Diana Policarpo Bodies we care for (2020), The Oracle (video, 2020). Credits_ T-space studio
Villa Olmo, Como Courtesy T-Space Studio
Un gruppo di artisti contemporanei interpretano visivamente l’attività di ricerca di Plinio il Vecchio, di cui ricorre il bimillenario della nascita. Ciò che ne emerge è una mostra dal respiro enciclopedico, colta e divertente al tempo stesso.
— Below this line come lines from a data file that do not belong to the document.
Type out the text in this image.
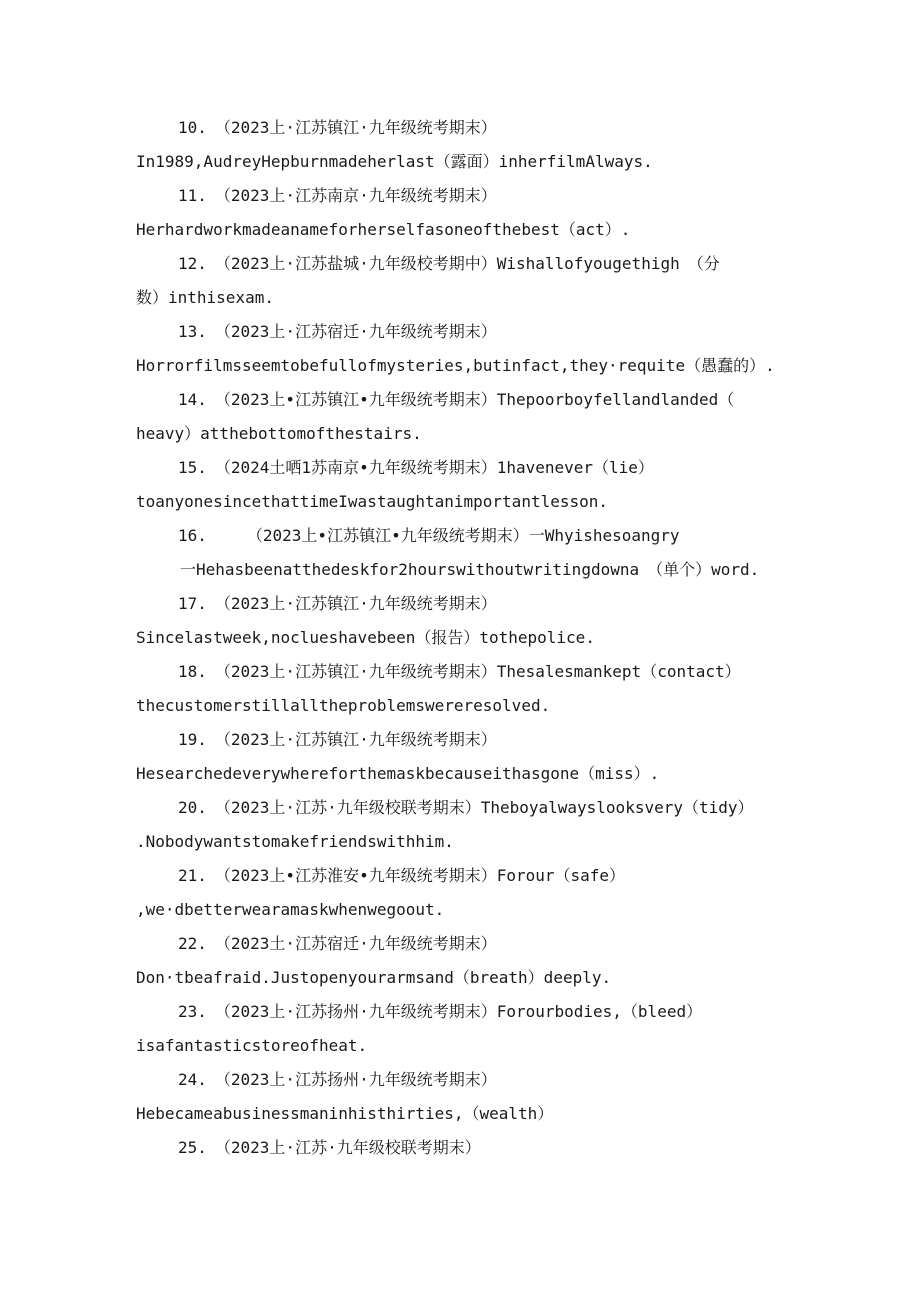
10.　（2023上·江苏镇江·九年级统考期末）
In1989,AudreyHepburnmadeherlast（露面）inherfilmAlways.
11.　（2023上·江苏南京·九年级统考期末）
Herhardworkmadeanameforherselfasoneofthebest（act）.
12.　（2023上·江苏盐城·九年级校考期中）Wishallofyougethigh　（分
数）inthisexam.
13.　（2023上·江苏宿迁·九年级统考期末）
Horrorfilmsseemtobefullofmysteries,butinfact,they·requite（愚蠢的）.
14.　（2023上•江苏镇江•九年级统考期末）Thepoorboyfellandlanded（
heavy）atthebottomofthestairs.
15.　（2024土哂1苏南京•九年级统考期末）1havenever（lie）
toanyonesincethattimeIwastaughtanimportantlesson.
16.　　　（2023上•江苏镇江•九年级统考期末）一Whyishesoangry
一Hehasbeenatthedeskfor2hourswithoutwritingdowna　（单个）word.
17.　（2023上·江苏镇江·九年级统考期末）
Sincelastweek,noclueshavebeen（报告）tothepolice.
18.　（2023上·江苏镇江·九年级统考期末）Thesalesmankept（contact）
thecustomerstillalltheproblemswereresolved.
19.　（2023上·江苏镇江·九年级统考期末）
Hesearchedeverywhereforthemaskbecauseithasgone（miss）.
20.　（2023上·江苏·九年级校联考期末）Theboyalwayslooksvery（tidy）
.Nobodywantstomakefriendswithhim.
21.　（2023上•江苏淮安•九年级统考期末）Forour（safe）
,we·dbetterwearamaskwhenwegoout.
22.　（2023土·江苏宿迁·九年级统考期末）
Don·tbeafraid.Justopenyourarmsand（breath）deeply.
23.　（2023上·江苏扬州·九年级统考期末）Forourbodies,（bleed）
isafantasticstoreofheat.
24.　（2023上·江苏扬州·九年级统考期末）
Hebecameabusinessmaninhisthirties,（wealth）
25.　（2023上·江苏·九年级校联考期末）
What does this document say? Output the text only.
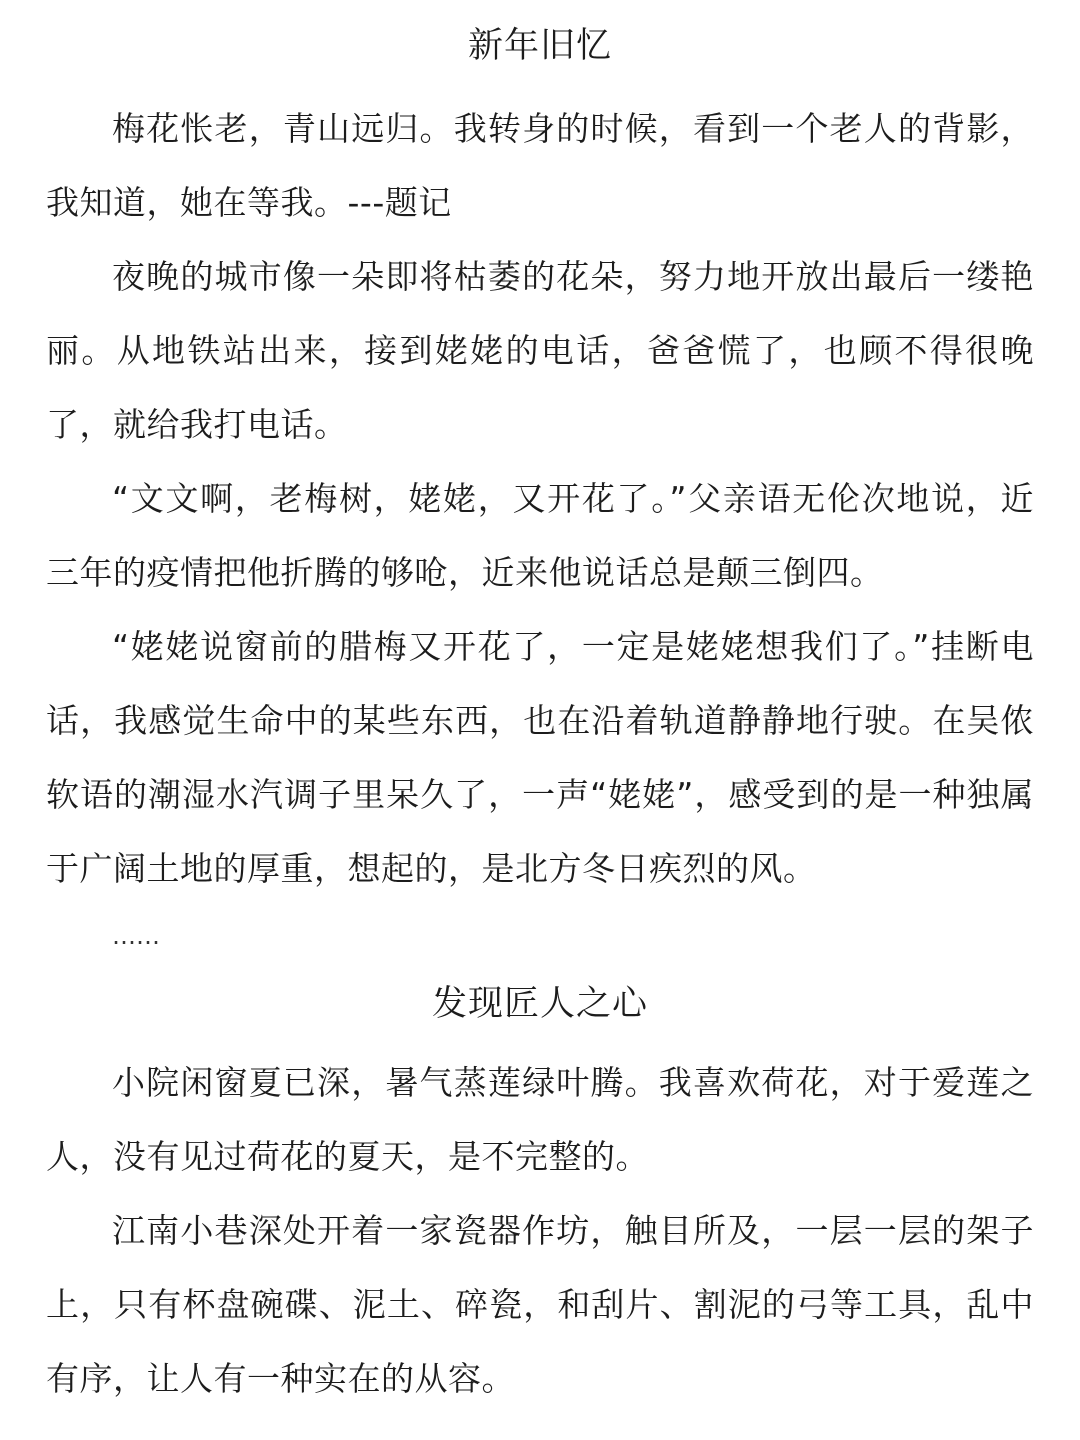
新年旧忆

梅花怅老，青山远归。我转身的时候，看到一个老人的背影，我知道，她在等我。---题记

夜晚的城市像一朵即将枯萎的花朵，努力地开放出最后一缕艳丽。从地铁站出来，接到姥姥的电话，爸爸慌了，也顾不得很晚了，就给我打电话。

“文文啊，老梅树，姥姥，又开花了。”父亲语无伦次地说，近三年的疫情把他折腾的够呛，近来他说话总是颠三倒四。

“姥姥说窗前的腊梅又开花了，一定是姥姥想我们了。”挂断电话，我感觉生命中的某些东西，也在沿着轨道静静地行驶。在吴侬软语的潮湿水汽调子里呆久了，一声“姥姥”，感受到的是一种独属于广阔土地的厚重，想起的，是北方冬日疾烈的风。

……

发现匠人之心

小院闲窗夏已深，暑气蒸莲绿叶腾。我喜欢荷花，对于爱莲之人，没有见过荷花的夏天，是不完整的。

江南小巷深处开着一家瓷器作坊，触目所及，一层一层的架子上，只有杯盘碗碟、泥土、碎瓷，和刮片、割泥的弓等工具，乱中有序，让人有一种实在的从容。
A Villa Olmo di Como dal 15 ottobre 2023 al 7 gennaio 2024.

Il sapere enciclopedico e l’arte contemporanea condividono almeno un aspetto: entrambi si avvalgono di strumenti diversissimi per indagare il reale nelle sue trame più profonde. Se si possiede l’ambizione di raccontare il mondo nella sua interezza, come si propone il metodo enciclopedico, nessun aspetto può esser escluso dalla ricerca. Allo stesso modo l’arte contemporanea, nella sua lettura più concettuale possibile, cerca di affrontare la realtà nel modo più eterogeneo possibile, attingendo da qualsiasi fonte e utilizzando ogni mezzo possibile per esaltarne un particolare aspetto.

Non è un caso, dunque, che Fondazione Come Arte si sia rivolta a diversi artisti contemporanei per raccontare Plino il Vecchio, di cui ricorre il bimillenario della nascita. Il gruppo di autori, raccolto nell’esposizione COSMOS. The Volcano Lover, è in mostra con una serie di opere che attraverso un linguaggio moderno si ricollegano al lavoro di Plinio, anche grazie al dialogo con reperti archeologici risalenti all’età romana antica provenienti da diversi musei italiani.

Pauline Julier, Naturales Historiae. Courtesy the artist

Nato a Como duemila anni fa (nel 23 o forse 24 d.C.), vissuto ai tempi di Nerone, Vespasiano e Tito, procuratore e poi ammiraglio imperiale, Plinio il Vecchio non fu uno scienziato né solo uno scrittore, ma un uomo d’azione con una sterminata curiosità e un’autentica fascinazione per tutti i fenomeni e le espressioni della Natura. La sua Naturalis Historia, unica, ma colossale opera giunta fino a noi, è la summa di tutte le conoscenze possibili ai tempi in cui visse, un compendio proto-enciclopedico del sapere. Plinio imparò e scrisse su tutto: dai fulmini alla storia della pittura, dagli alberi silvestri alla storia delle guerre in Germania, dall’ambra gialla all’elenco delle opere “mirabili” costruite con la pietra.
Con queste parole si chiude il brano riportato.